Jaki jest najlepszy sposób obrony Ziemi przed uderzeniem asteroidy?
Rozważając wyzwanie związane z uderzeniami asteroid, najważniejsze jest, aby zachować prawdopodobieństwa w perspektywie. Gdyby prawdopodobne było, że ludzie zostaną zniszczeni przez uderzenie asteroidy, prawdopodobnie miałoby to już miejsce w naszej ponad 2 milionowej historii. Asteroidy o średnicy większej niż 25 m (82 stopy) wpływają na nas rzadziej niż raz na stulecie, a znaczne ilości planetoid nawet nie docierają na powierzchnię. Efektem takiego uderzenia asteroidy jest podmuch powietrza wielkości małej bomby atomowej.

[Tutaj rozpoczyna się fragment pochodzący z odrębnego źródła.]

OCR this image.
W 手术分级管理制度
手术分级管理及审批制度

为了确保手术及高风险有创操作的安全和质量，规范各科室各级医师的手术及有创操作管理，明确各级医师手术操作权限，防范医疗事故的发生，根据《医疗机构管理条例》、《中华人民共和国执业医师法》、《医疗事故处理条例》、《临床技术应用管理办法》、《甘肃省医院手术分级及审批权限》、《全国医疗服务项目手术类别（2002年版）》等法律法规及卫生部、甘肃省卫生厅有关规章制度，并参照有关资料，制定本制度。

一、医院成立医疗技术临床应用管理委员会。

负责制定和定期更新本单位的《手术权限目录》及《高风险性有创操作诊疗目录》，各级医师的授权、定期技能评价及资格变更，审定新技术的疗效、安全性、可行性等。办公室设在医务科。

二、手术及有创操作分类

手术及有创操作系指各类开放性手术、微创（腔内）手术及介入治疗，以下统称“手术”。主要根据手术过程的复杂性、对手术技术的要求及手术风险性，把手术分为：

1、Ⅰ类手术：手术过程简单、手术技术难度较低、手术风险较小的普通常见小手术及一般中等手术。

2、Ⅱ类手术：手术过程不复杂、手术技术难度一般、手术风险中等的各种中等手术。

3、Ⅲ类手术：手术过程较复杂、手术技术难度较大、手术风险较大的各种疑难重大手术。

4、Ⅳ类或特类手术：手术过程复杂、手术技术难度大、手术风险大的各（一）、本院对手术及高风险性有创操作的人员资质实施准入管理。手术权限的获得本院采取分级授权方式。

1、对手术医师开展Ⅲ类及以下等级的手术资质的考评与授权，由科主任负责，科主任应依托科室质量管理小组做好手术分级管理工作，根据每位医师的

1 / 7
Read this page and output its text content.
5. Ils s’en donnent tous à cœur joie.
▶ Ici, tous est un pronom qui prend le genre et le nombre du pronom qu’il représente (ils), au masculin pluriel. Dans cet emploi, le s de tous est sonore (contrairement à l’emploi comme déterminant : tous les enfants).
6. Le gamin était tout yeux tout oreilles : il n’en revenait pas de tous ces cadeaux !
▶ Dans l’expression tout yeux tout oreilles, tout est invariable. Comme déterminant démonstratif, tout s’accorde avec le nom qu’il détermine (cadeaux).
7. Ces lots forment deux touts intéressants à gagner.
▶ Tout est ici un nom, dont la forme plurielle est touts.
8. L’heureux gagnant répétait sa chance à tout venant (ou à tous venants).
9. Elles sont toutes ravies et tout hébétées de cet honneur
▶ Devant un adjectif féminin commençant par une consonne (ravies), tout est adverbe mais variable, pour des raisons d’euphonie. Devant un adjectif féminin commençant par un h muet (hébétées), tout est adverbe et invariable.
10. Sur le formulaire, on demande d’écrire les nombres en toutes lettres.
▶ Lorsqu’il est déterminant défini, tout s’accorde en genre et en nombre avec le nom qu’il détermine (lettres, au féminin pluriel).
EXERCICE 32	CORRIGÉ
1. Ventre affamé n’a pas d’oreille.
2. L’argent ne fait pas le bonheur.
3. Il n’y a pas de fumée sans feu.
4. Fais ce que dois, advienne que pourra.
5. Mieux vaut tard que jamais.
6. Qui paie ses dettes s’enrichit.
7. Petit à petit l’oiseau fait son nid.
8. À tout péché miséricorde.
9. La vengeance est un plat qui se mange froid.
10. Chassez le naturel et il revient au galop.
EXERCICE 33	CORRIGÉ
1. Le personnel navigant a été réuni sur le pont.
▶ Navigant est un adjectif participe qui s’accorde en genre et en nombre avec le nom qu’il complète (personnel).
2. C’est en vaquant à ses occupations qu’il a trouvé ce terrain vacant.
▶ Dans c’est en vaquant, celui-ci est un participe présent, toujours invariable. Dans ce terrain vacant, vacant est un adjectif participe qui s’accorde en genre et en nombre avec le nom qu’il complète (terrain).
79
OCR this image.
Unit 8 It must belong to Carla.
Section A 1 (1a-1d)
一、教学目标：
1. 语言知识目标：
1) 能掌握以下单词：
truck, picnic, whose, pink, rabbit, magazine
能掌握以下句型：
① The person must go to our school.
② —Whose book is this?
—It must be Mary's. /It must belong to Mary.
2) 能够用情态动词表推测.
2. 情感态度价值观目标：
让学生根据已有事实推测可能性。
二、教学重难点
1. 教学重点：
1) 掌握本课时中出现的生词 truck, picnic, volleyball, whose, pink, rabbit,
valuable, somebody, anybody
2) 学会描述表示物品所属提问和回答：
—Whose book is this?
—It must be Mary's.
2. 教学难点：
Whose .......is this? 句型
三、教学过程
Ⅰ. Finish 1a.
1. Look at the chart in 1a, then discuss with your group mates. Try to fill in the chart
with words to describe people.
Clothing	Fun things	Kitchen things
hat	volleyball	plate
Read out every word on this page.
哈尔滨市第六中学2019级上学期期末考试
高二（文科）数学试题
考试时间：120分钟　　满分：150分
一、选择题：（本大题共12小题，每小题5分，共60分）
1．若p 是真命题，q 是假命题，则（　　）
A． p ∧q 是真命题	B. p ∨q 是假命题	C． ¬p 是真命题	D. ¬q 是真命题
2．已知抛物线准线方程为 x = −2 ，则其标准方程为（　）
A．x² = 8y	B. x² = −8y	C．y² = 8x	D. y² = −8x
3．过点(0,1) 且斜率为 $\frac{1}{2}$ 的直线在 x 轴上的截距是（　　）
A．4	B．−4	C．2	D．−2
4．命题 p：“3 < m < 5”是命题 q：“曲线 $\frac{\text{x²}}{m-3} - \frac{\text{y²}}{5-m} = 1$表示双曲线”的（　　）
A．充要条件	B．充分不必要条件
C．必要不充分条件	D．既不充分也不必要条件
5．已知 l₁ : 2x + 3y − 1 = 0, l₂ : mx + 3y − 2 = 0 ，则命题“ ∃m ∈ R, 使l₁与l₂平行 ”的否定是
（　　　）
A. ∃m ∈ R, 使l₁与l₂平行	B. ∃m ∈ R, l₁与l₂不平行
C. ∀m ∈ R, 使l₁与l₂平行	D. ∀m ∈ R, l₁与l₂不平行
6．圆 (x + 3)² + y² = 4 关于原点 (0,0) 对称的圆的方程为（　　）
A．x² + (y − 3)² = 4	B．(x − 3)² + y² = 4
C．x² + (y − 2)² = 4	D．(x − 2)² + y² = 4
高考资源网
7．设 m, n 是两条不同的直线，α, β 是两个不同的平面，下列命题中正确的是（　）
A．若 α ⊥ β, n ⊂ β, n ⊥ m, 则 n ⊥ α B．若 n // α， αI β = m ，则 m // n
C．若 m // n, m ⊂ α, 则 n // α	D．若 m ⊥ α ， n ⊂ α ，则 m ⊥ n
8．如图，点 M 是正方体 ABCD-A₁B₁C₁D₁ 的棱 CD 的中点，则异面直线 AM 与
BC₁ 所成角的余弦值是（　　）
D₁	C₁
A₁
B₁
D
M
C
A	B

Nieco poważniejsze niż małe asteroidy, które nieustannie wpływają na Ziemię, są asteroidy o średnicy większej niż 250 m (820 stóp), które uderzają w Ziemię mniej więcej raz na 50 000 lat. Taka asteroida uwolniłaby około gigaton energii, pięćdziesiąt razy mniejszej niż największa testowana broń nuklearna, ale wciąż znacząca. To by wystarczyło, aby zburzyć budynki i podpalić wszystko w promieniu 10-50 mil. Prawdopodobieństwo, że taka asteroida wpłynie na nas w ciągu następnych 50 lat, wynosi zaledwie 1/1000, ale prawdopodobieństwo jest na tyle wysokie, że naukowcy zaczęli szukać sposobów na przekierowanie kłopotliwych asteroid, jeśli zauważymy, że zmierzają w naszą stronę.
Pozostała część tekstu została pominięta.